When we first arrived at the school we were greeted by hundreds of kids. It was a bit overwhelming because it was a new setting, most of the kids didn’t speak English very well, and there were so many of them staring at us.
I didn’t know what to do, so I decided to do something that is universally understood and doesn’t require language…magic. I did a magic trick for them that my dad taught me that through slight of hand can make it look like a small object, in this case a stone, disappears from your hand. The first few times I did it the kids were cracking up, completely baffled. Then they kept asking me to do it again and again as they tried to figure out how it was happening. Sure enough, after a few exhibitions one of the kids figured it out and took his own stone and started performing the trick for his friends. It ended up being a great icebreaker and those kids ended up being some of my friends during the week.
The children of the village are fantastic. It seems with many of them you get a cold, hard look from them, then once you engage them they give you the biggest and most genuine smiles you have ever seen. One of the things I realized during our visit is that wealth doesn’t always affect ones happiness. I know many people who seem to be successful that aren’t as happy, peaceful, or appreciative of life as the people of Lihanda.
One thing that stood out when meeting these children however came when you would ask them their age. You would meet kids that were small in height and weight, looking to be about 6 or 7 years old, but were actually 12-14 years old. They were in good health and eating regularly now, but most of ones development potential is determined before the age of 5 so since they were likely malnourished at that time they don’t grow to their full potential for their age.

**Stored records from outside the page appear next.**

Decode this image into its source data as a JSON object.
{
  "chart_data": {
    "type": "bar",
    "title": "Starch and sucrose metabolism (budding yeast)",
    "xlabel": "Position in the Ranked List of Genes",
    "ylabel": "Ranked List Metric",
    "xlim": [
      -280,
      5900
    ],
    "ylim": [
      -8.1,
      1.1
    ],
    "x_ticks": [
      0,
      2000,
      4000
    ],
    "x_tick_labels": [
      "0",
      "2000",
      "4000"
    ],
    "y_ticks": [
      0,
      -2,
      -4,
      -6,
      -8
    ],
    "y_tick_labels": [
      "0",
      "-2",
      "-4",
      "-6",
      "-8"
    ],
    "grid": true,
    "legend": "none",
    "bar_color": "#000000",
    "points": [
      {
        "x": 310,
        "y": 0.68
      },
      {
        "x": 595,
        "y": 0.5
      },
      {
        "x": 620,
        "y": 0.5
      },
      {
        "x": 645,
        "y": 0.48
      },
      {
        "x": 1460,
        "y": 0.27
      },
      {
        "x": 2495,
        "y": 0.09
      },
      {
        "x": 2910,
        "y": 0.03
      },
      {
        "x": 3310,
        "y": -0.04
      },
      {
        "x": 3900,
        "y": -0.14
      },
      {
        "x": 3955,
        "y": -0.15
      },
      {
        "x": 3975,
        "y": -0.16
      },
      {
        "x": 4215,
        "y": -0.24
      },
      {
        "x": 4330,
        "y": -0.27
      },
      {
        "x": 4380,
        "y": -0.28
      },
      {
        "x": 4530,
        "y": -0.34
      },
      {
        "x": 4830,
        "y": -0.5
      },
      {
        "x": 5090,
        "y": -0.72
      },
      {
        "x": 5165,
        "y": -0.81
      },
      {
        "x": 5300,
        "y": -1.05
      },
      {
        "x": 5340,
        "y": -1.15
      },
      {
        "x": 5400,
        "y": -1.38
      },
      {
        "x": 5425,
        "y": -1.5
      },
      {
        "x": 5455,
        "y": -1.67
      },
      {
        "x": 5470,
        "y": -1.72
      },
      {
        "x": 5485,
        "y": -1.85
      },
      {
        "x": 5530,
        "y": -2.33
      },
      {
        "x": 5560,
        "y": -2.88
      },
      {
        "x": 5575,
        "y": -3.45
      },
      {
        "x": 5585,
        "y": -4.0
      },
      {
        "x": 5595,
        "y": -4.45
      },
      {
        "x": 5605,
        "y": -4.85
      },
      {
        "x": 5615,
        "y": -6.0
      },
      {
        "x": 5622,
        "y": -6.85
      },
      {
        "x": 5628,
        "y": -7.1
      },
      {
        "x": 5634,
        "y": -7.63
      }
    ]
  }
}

We got to the village and were greeted by the headmaster Vincent and his staff of about 6 teachers. They thanked us for coming, then we broke out to check out the computer lab we would be documenting the construction of. One of the teachers, George, was good enough to give me a tour of the entire compound so I could see firsthand the situations the village is dealing with and the solutions being worked on. They included solutions for education, food, dorms for teachers, bed nets and vaccinations, health, and sanitation.